By the end of your presentation, four components should be clear to your audience:

1. The major tenets of the work
2. The intellectual, historical, social and/or philosophical context of the work
3. Connections of the work to the core text, or to other branch texts
4. Ways in which the work answers the Core Question

If you finish covering these components with time remaining, you may offer the class a question-answer period.

Grading



As the purpose of a seminar is for all of you to help each other, and not just perform for the professor, assessment will include all seminar members. An evaluation form for your oral presentations will be completed by your peers. I will complete an evaluation form for your written synopsis. This is to be a two-page overview of the material given in your oral presentation, or a paper copy of your PowerPoint. It will be due one week after your oral presentation date. Each presentation will be worth 30 points, while the synopsis will also be worth 30.


Proposal and Presentation

A proposal project must be completed by the end of the Junior Seminar. This document should identify a specific problem or sequence of tasks that the writer will investigate for the Senior Project. The Junior Seminar project may not be a revision of an old paper, but must be a new and original endeavor. After identifying this problem or task, the proposal should state the purpose of your project, and speculate on the project's plan or subtasks. Your proposal should review at least ten recent secondary sources or other kinds of sources that will be necessary to the completion of this project. The proposal should be about five typed, double spaced pages, with a bibliography of works cited appended, if necessary.

In the final quarter of the semester, you will have to give a presentation to the class about your proposal, revealing how you were attracted to the idea and to the area of study, how the focus of your work fits into a critical context, and where, possibly, you plan to take your idea in your Senior Project. Your presentation will also be peer-reviewed, while I will stringently grade the written section according to the Six Principles of Good Writing.

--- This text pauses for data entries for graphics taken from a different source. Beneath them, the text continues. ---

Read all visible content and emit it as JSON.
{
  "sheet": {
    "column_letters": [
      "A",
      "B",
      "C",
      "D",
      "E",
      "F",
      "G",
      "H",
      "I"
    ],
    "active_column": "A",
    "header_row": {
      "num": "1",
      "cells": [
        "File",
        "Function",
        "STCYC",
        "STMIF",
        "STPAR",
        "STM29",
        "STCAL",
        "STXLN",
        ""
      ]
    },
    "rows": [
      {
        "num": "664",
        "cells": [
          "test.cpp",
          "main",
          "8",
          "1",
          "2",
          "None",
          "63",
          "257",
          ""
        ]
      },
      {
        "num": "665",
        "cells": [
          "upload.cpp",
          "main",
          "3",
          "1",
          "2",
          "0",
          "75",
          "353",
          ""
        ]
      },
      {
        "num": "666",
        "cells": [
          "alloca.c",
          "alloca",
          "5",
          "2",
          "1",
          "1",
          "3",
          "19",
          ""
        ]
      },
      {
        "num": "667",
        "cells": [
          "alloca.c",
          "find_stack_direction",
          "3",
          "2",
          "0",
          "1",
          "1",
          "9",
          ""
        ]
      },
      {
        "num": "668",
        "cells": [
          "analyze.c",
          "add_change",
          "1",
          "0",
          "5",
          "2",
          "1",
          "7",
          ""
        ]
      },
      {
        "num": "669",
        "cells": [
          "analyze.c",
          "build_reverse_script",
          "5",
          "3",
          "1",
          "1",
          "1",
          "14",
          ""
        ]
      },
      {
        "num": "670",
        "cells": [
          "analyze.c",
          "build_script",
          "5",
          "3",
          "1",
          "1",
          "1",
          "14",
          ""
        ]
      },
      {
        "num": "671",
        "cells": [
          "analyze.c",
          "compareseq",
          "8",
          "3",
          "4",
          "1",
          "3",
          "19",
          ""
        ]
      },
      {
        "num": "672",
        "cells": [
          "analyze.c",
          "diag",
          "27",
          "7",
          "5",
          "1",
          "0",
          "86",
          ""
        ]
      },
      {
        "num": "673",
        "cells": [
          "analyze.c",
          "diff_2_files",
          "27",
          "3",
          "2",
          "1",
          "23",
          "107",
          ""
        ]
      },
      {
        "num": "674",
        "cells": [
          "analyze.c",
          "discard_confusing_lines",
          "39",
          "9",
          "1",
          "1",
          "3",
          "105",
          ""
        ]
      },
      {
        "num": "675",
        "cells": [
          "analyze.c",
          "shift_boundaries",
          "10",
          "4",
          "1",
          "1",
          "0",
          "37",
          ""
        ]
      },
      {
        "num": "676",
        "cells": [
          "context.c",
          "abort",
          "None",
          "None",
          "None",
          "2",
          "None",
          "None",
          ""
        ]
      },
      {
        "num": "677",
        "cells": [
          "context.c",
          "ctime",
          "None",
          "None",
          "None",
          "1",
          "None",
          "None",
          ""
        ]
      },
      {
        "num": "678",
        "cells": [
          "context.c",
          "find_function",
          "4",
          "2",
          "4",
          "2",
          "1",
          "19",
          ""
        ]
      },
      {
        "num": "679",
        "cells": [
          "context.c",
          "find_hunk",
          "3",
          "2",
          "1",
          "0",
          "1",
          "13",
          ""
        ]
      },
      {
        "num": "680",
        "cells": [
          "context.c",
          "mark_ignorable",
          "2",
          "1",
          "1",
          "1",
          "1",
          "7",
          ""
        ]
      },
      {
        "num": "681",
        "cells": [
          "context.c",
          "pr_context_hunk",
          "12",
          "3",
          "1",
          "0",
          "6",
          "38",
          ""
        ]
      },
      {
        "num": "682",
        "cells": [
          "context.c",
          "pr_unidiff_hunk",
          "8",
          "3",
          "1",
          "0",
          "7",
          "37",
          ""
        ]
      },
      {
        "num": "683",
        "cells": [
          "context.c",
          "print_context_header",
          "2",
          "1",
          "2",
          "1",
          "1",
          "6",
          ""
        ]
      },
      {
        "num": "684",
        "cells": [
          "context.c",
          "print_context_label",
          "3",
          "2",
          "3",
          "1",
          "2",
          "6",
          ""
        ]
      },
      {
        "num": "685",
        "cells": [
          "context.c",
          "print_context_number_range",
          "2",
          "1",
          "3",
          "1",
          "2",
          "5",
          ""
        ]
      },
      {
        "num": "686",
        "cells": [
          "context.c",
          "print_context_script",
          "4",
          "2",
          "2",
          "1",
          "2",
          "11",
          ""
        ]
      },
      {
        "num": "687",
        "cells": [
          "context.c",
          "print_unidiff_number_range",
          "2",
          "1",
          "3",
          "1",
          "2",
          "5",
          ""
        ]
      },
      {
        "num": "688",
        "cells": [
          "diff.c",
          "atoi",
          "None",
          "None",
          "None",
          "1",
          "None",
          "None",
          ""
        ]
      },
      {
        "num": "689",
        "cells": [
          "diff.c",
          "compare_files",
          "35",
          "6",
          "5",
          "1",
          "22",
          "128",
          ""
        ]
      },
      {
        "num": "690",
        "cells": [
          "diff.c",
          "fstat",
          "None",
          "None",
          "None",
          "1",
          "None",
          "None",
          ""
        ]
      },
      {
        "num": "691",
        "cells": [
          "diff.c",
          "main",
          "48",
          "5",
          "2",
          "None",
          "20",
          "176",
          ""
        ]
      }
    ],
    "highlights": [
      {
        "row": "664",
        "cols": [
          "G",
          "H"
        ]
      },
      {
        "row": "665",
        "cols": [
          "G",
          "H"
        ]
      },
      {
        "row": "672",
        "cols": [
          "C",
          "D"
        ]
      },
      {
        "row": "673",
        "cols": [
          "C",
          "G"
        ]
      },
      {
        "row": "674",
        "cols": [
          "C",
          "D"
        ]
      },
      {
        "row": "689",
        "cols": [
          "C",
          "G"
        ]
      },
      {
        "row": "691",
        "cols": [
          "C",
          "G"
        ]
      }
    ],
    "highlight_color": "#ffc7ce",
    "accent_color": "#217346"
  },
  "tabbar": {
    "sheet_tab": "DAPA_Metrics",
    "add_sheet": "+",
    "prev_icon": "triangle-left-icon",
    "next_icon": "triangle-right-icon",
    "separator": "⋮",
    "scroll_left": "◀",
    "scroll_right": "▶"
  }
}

Specific requirements and questions addressing the varying nature of proposals according to concentrations will be posted on Blackboard.


Point Values

Departmental Enterprise and Accompanying Journal 120

Four Branch Text Oral Presentations 120

Four Branch Text Written Synopses 120

One Proposal Presentation 30

Senior Project Proposal 60

Leadership/Attendance 50

Conferences -30 for each conference missed

Total 500



THE COMMON TEXT PROJECT



One thread of coherence among a variety of courses at Saint Vincent College is that faculty members participating in the Common Text Project assign in certain of their courses texts chosen from a small, mutually agreed upon “pool” of texts. In this way, students encounter certain texts in more than one course, gaining an experience of the same texts from different points of view, thereby enriching their understanding of the texts and of the various academic disciplines, and enhancing their reading abilities. Current texts in the project are the Book of Genesis, Rachel Carson's Silent Spring, The Allegory of the Cave from Plato's Republic, the Rule of Saint Benedict, Karl Marx's Estranged Labor, General Summary and Conclusion& (chapter XXI) from Charles Darwin's Origin of Species, The Grand Inquisitor from The Brothers Karamazov by Feodor Dostoyevsky, essays on science and religion by Albert Einstein from Out of My Later Years, “The Yellow Wallpaper by Charlotte Perkins Gilman, and I Have a Dreamand Letter from a Birmingham City Jailby Dr. Martin Luther King. This course is such a Common Text course. Our Common Text reading in this course will be The Yellow Wallpaper.